There’s much to be said that the White House now seems to be ripping off Liz Warren’s impromptu, unscripted, passionate articulation for why she is running. Much like Biden and Neil Kinnock, but with more awareness. The irony speaks for itself.
The wealth destruction and transfer are an accomplished fact – not psychologically realized by those whose self-image is still ‘middle class’. The middle class already lost a war they didn’t even realize started. Mimicking Warren and feigning to stand for the vanquished now on a blasted battlefield? It might yield positive personal results for Obama the individual? It’s still playing with shadows flitting behind the abstract and disconnected kabuki that is contemporary politics.
How timely. Let slip the tweets of war!
DrLeoStrauss says
@jwb Appreciate the thoughtful, almost deconstructive analysis, JWB. Some of that was intent, more than some happy accident.
The intent going in was to apply texture and space to present something apart from the smooth sheen of 1080 P/1080i Hi Def 5.1 surround *production* that’s submerged us all – including graphics from here.
Your perception of temporal or cognitive progression/motion/possibilities acute. The initial concept was to try to convey that stance through actual animation, but the absence of motion or morphic potential turned out to be ‘the happy accident.’

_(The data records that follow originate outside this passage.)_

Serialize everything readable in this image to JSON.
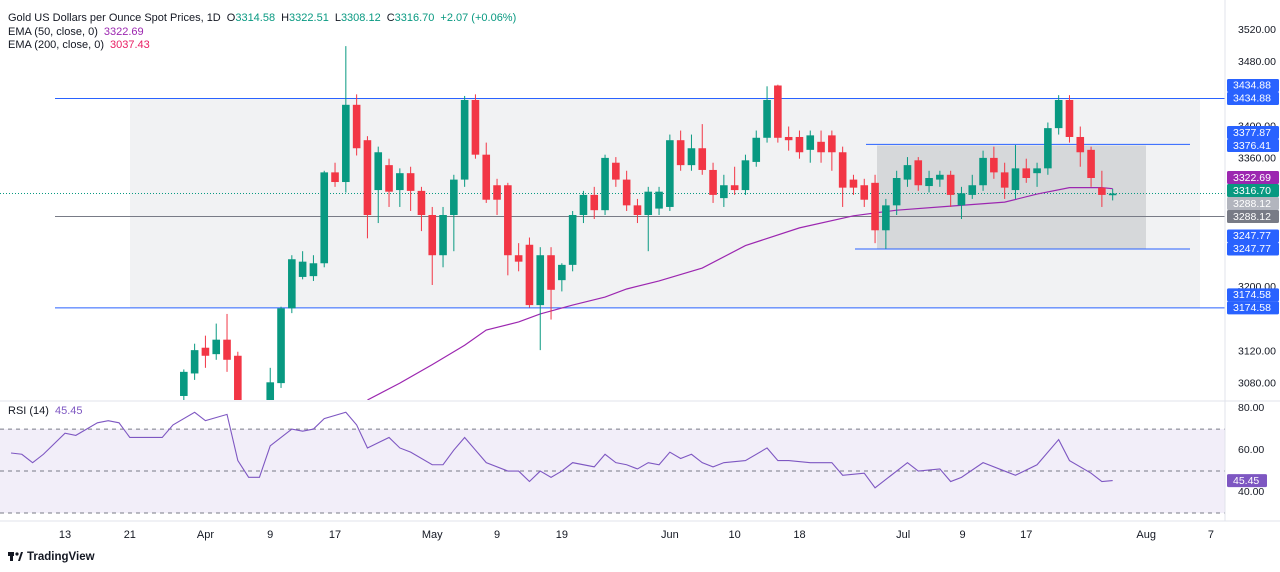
{
  "header": {
    "title": "Gold US Dollars per Ounce Spot Prices, 1D",
    "ohlc": [
      {
        "key": "O",
        "value": "3314.58"
      },
      {
        "key": "H",
        "value": "3322.51"
      },
      {
        "key": "L",
        "value": "3308.12"
      },
      {
        "key": "C",
        "value": "3316.70"
      }
    ],
    "change": "+2.07 (+0.06%)"
  },
  "chart_data": [
    {
      "type": "candlestick",
      "up_color": "#089981",
      "down_color": "#f23645",
      "grid": false,
      "xlim": [
        -6.02,
        107.4
      ],
      "ylim": [
        3060,
        3557.3
      ],
      "xticks": [
        {
          "value": 0,
          "label": "13"
        },
        {
          "value": 6,
          "label": "21"
        },
        {
          "value": 13,
          "label": "Apr"
        },
        {
          "value": 19,
          "label": "9"
        },
        {
          "value": 25,
          "label": "17"
        },
        {
          "value": 34,
          "label": "May"
        },
        {
          "value": 40,
          "label": "9"
        },
        {
          "value": 46,
          "label": "19"
        },
        {
          "value": 56,
          "label": "Jun"
        },
        {
          "value": 62,
          "label": "10"
        },
        {
          "value": 68,
          "label": "18"
        },
        {
          "value": 77.6,
          "label": "Jul"
        },
        {
          "value": 83.1,
          "label": "9"
        },
        {
          "value": 89,
          "label": "17"
        },
        {
          "value": 100.1,
          "label": "Aug"
        },
        {
          "value": 106.1,
          "label": "7"
        }
      ],
      "yticks": [
        {
          "value": 3520,
          "label": "3520.00"
        },
        {
          "value": 3480,
          "label": "3480.00"
        },
        {
          "value": 3400,
          "label": "3400.00"
        },
        {
          "value": 3360,
          "label": "3360.00"
        },
        {
          "value": 3200,
          "label": "3200.00"
        },
        {
          "value": 3120,
          "label": "3120.00"
        },
        {
          "value": 3080,
          "label": "3080.00"
        }
      ],
      "x": [
        11,
        12,
        13,
        14,
        15,
        16,
        17,
        18,
        19,
        20,
        21,
        22,
        23,
        24,
        25,
        26,
        27,
        28,
        29,
        30,
        31,
        32,
        33,
        34,
        35,
        36,
        37,
        38,
        39,
        40,
        41,
        42,
        43,
        44,
        45,
        46,
        47,
        48,
        49,
        50,
        51,
        52,
        53,
        54,
        55,
        56,
        57,
        58,
        59,
        60,
        61,
        62,
        63,
        64,
        65,
        66,
        67,
        68,
        69,
        70,
        71,
        72,
        73,
        74,
        75,
        76,
        77,
        78,
        79,
        80,
        81,
        82,
        83,
        84,
        85,
        86,
        87,
        88,
        89,
        90,
        91,
        92,
        93,
        94,
        95,
        96,
        97
      ],
      "open": [
        3065,
        3093,
        3125,
        3117,
        3135,
        3115,
        3040,
        2980,
        3005,
        3081,
        3174,
        3213,
        3214,
        3230,
        3343,
        3331,
        3427,
        3383,
        3321,
        3352,
        3321,
        3342,
        3320,
        3290,
        3240,
        3290,
        3334,
        3433,
        3365,
        3327,
        3327,
        3240,
        3253,
        3178,
        3240,
        3209,
        3228,
        3290,
        3315,
        3296,
        3355,
        3334,
        3302,
        3290,
        3298,
        3300,
        3383,
        3352,
        3373,
        3346,
        3311,
        3327,
        3321,
        3356,
        3386,
        3451,
        3387,
        3387,
        3371,
        3381,
        3389,
        3368,
        3334,
        3327,
        3330,
        3271,
        3302,
        3334,
        3358,
        3326,
        3334,
        3340,
        3302,
        3315,
        3327,
        3361,
        3343,
        3321,
        3348,
        3342,
        3348,
        3398,
        3433,
        3387,
        3371,
        3324,
        3314.58
      ],
      "high": [
        3098,
        3130,
        3140,
        3155,
        3167,
        3120,
        3055,
        3020,
        3100,
        3176,
        3240,
        3245,
        3240,
        3345,
        3355,
        3500,
        3440,
        3388,
        3375,
        3360,
        3348,
        3350,
        3325,
        3300,
        3300,
        3340,
        3438,
        3440,
        3380,
        3335,
        3330,
        3255,
        3262,
        3250,
        3250,
        3230,
        3295,
        3320,
        3325,
        3365,
        3362,
        3345,
        3310,
        3325,
        3325,
        3390,
        3395,
        3390,
        3403,
        3355,
        3340,
        3350,
        3365,
        3395,
        3450,
        3452,
        3400,
        3395,
        3395,
        3395,
        3395,
        3375,
        3340,
        3335,
        3340,
        3310,
        3345,
        3362,
        3362,
        3345,
        3345,
        3345,
        3325,
        3340,
        3370,
        3375,
        3355,
        3377,
        3360,
        3355,
        3405,
        3439,
        3439,
        3400,
        3375,
        3345,
        3322.51
      ],
      "low": [
        3055,
        3085,
        3100,
        3110,
        3095,
        3015,
        2955,
        2970,
        2990,
        3075,
        3168,
        3210,
        3208,
        3225,
        3325,
        3318,
        3364,
        3261,
        3280,
        3300,
        3300,
        3295,
        3270,
        3203,
        3225,
        3245,
        3325,
        3360,
        3305,
        3290,
        3215,
        3220,
        3175,
        3122,
        3160,
        3195,
        3220,
        3280,
        3285,
        3290,
        3325,
        3295,
        3280,
        3245,
        3290,
        3295,
        3345,
        3345,
        3340,
        3305,
        3300,
        3315,
        3315,
        3350,
        3380,
        3380,
        3370,
        3360,
        3355,
        3355,
        3345,
        3300,
        3315,
        3300,
        3255,
        3248,
        3290,
        3325,
        3320,
        3318,
        3325,
        3300,
        3285,
        3310,
        3320,
        3335,
        3310,
        3310,
        3330,
        3325,
        3340,
        3390,
        3380,
        3350,
        3325,
        3300,
        3308.12
      ],
      "close": [
        3095,
        3122,
        3115,
        3135,
        3110,
        3040,
        2980,
        3000,
        3082,
        3174,
        3235,
        3232,
        3230,
        3343,
        3331,
        3427,
        3373,
        3290,
        3368,
        3319,
        3342,
        3320,
        3290,
        3240,
        3290,
        3334,
        3433,
        3365,
        3309,
        3309,
        3240,
        3232,
        3178,
        3240,
        3197,
        3228,
        3290,
        3315,
        3296,
        3361,
        3334,
        3302,
        3290,
        3319,
        3319,
        3383,
        3352,
        3373,
        3346,
        3315,
        3327,
        3321,
        3358,
        3386,
        3433,
        3386,
        3383,
        3368,
        3389,
        3368,
        3368,
        3324,
        3324,
        3309,
        3271,
        3302,
        3336,
        3352,
        3327,
        3336,
        3340,
        3315,
        3317,
        3327,
        3361,
        3343,
        3324,
        3348,
        3336,
        3348,
        3398,
        3433,
        3387,
        3368,
        3336,
        3315,
        3316.7
      ],
      "ema": {
        "name": "EMA (50, close, 0)",
        "last": "3322.69",
        "color": "#9c27b0",
        "x": [
          28,
          31,
          34,
          37,
          39,
          42,
          44,
          47,
          50,
          52,
          55,
          59,
          63,
          68,
          73,
          77,
          82,
          87,
          90,
          93,
          96,
          97
        ],
        "values": [
          3060,
          3081,
          3104,
          3128,
          3147,
          3157,
          3167,
          3178,
          3188,
          3198,
          3208,
          3224,
          3252,
          3274,
          3289,
          3296,
          3301,
          3306,
          3316,
          3324,
          3324,
          3322.69
        ]
      },
      "ema200": {
        "name": "EMA (200, close, 0)",
        "last": "3037.43",
        "color": "#e91e63"
      },
      "price_tags": [
        {
          "value": 3434.88,
          "color": "#2962ff"
        },
        {
          "value": 3434.88,
          "color": "#2962ff"
        },
        {
          "value": 3377.87,
          "color": "#2962ff"
        },
        {
          "value": 3376.41,
          "color": "#2962ff"
        },
        {
          "value": 3322.69,
          "color": "#9c27b0"
        },
        {
          "value": 3316.7,
          "label": "3316.70",
          "color": "#089981"
        },
        {
          "value": 3288.12,
          "color": "#b2b5be"
        },
        {
          "value": 3288.12,
          "color": "#787b86"
        },
        {
          "value": 3247.77,
          "color": "#2962ff"
        },
        {
          "value": 3247.77,
          "color": "#2962ff"
        },
        {
          "value": 3174.58,
          "color": "#2962ff"
        },
        {
          "value": 3174.58,
          "color": "#2962ff"
        }
      ]
    },
    {
      "type": "line",
      "name": "RSI (14)",
      "last": 45.45,
      "color": "#7e57c2",
      "xlim": [
        -6.02,
        107.4
      ],
      "ylim": [
        26.2,
        82.9
      ],
      "yticks": [
        {
          "value": 80,
          "label": "80.00"
        },
        {
          "value": 60,
          "label": "60.00"
        },
        {
          "value": 40,
          "label": "40.00"
        }
      ],
      "band": [
        70,
        30
      ],
      "midline": 50,
      "x": [
        -5,
        -4,
        -3,
        -2,
        0,
        1,
        3,
        4,
        5,
        6,
        8,
        9,
        10,
        12,
        13,
        15,
        16,
        17,
        18,
        19,
        21,
        22,
        23,
        24,
        26,
        27,
        28,
        30,
        31,
        32,
        34,
        35,
        36,
        37,
        38,
        39,
        41,
        42,
        43,
        44,
        45,
        46,
        47,
        49,
        50,
        51,
        52,
        53,
        54,
        55,
        56,
        57,
        58,
        59,
        60,
        61,
        63,
        65,
        66,
        67,
        69,
        71,
        72,
        74,
        75,
        77,
        78,
        79,
        81,
        82,
        83,
        85,
        87,
        88,
        90,
        92,
        93,
        95,
        96,
        97
      ],
      "values": [
        58.6,
        58,
        54,
        58,
        68,
        67,
        73,
        74,
        73,
        66,
        66,
        66,
        72,
        78,
        74,
        77,
        55,
        47,
        47,
        62,
        70,
        69,
        70,
        75,
        78,
        72,
        61,
        66,
        61,
        59,
        53,
        53,
        60,
        66,
        60,
        54,
        50,
        50,
        45,
        50,
        47,
        50,
        54,
        52,
        58,
        54,
        53,
        51,
        54,
        53,
        59,
        56,
        58,
        54,
        52,
        54,
        55,
        61,
        55,
        55,
        54,
        54,
        48,
        49,
        42,
        50,
        54,
        50,
        51,
        45,
        47,
        54,
        50,
        48,
        53,
        65,
        55,
        49,
        45,
        45.45
      ]
    }
  ],
  "footer": {
    "brand": "TradingView"
  }
}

Really like your appraisal and it encourages one to look at it anew.
jwb says
Setting aside your text for the moment, which has its own interest, I am moved by this picture in ways that I cannot articulate and that seem irreducible to, if obviously related to, the textual gloss. The green Obama who presents us with a form adequate for the content; the red Obama whose form cannot contain the content, a content that is bursting forth from within and ripping him apart; the purple Obama in the process of being placed under erasure: what once seemed possible now disappearing from view, half forgotten. Foreground to background progression suggests a historical sequence. The ghostly word cloud hovering in the background but also bleeding forward so that it seems as much a screen as a backdrop. Mostly I’m drawn to the red Obama, the color of the revolutionary red, of fraternity, but also, almost accidentally of the Right in American politics—an accident, at least so the story is told, of television election coverage. In the image, the red lies to the left of green from our perspective, but to his right. Under which banner does red Obama march? Is he moving right or left? Will we tear him apart?